Published by William Morrow & Company on April 5, 2022
After a rough year at NYU, aspiring writer Lora Ricci is thrilled to land a summer internship at ELLE magazine where she meets Cat Wolff, contributing editor and enigmatic daughter of a clean-energy mogul. Cat takes Lora under her wing, soliciting her help with side projects and encouraging her writing.
As a friendship emerges between the two women, Lora opens up to Cat about her desperate struggles and lost scholarship. Cat's solution: Drop out of NYU and become her ghostwriter. Lora agrees and, when the internship ends, she moves into Cat's suite at the opulent Plaza Hotel. Writing during the day and accompanying Cat to extravagant parties at night, Lora's life quickly shifts from looming nightmare to dream-come-true. But as Lora is drawn into Cat's glamorous lifestyle, Cat's perfect exterior cracks, exposing an illicit, shady world.
A whip-smart and delightfully inventive writer, Susan Rigetti brilliantly pieces together a perceptive, humorous caper full of sharp observations about scam culture. Composed of diary entries, emails, FBI correspondence, and more, Cover Story is a fresh, fun, and wholly original novel that takes readers deep into the codependency and deceit found in a relationship built on power imbalance and lies.
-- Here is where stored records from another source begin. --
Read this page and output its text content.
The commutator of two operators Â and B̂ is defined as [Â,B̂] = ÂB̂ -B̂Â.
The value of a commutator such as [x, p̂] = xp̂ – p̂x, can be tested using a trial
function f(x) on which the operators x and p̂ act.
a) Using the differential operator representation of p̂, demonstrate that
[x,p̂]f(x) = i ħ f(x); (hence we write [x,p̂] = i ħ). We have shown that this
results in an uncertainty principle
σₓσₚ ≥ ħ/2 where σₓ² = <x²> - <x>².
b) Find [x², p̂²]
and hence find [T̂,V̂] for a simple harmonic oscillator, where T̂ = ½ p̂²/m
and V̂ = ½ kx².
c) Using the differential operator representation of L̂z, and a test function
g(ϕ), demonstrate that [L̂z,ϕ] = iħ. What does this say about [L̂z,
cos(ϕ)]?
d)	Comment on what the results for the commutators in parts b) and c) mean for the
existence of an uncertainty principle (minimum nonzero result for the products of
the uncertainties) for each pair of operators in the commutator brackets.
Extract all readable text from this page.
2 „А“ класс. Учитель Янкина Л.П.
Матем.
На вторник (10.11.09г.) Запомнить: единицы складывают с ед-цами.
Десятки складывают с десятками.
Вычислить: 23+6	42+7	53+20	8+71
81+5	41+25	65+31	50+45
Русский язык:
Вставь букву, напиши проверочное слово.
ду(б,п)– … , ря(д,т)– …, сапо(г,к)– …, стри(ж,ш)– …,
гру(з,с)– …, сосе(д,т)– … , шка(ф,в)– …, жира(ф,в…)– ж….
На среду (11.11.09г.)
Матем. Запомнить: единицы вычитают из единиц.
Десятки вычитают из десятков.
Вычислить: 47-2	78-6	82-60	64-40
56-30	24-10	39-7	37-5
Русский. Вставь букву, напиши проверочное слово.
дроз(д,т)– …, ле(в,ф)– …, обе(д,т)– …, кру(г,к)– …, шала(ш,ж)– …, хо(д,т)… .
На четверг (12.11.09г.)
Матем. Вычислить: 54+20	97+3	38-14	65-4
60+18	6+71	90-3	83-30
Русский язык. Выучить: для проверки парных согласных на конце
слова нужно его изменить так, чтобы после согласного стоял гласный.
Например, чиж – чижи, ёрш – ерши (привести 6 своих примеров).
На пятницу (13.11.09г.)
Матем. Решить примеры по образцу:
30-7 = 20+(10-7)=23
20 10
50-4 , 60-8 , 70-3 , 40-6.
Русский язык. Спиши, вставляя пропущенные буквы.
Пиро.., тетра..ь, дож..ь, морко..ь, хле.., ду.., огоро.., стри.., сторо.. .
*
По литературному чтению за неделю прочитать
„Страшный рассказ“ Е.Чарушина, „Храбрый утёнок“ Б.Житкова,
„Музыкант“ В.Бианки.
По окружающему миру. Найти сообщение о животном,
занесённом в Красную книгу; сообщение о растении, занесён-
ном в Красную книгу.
This was a really fun, fast-paced read and as frustrating as Lora was sometimes, I couldn’t stop reading. I needed to see what was going to happen next.
In the moment, I definitely enjoyed this, but the more I think about it now that I’ve finished, the less I’m sure about. Spoilers from here on! View Spoiler »It makes use of a hugely unreliable narrator, which isn’t revealed until the end (not to mention the implausibility of Cat disguising herself enough to fool the FBI). So in light of the big reveal at the end, I’m left wondering what was even ‘real’. The diary was fake, and Lora (as the reader ‘knew’ her) was Cat’s construct, so how much of anything was real (within the world of the story)? And because everything is a fabrication of Cat’s, there’s no real insight into any characters I spent time with as a reader, because the journal entries are made up. « Hide Spoiler
So in the moment and immediate aftermath, this was a four-star read for me. It was intriguing and I couldn’t put it down. But I admit that I like the book less the more I think about it, now that I’ve finished!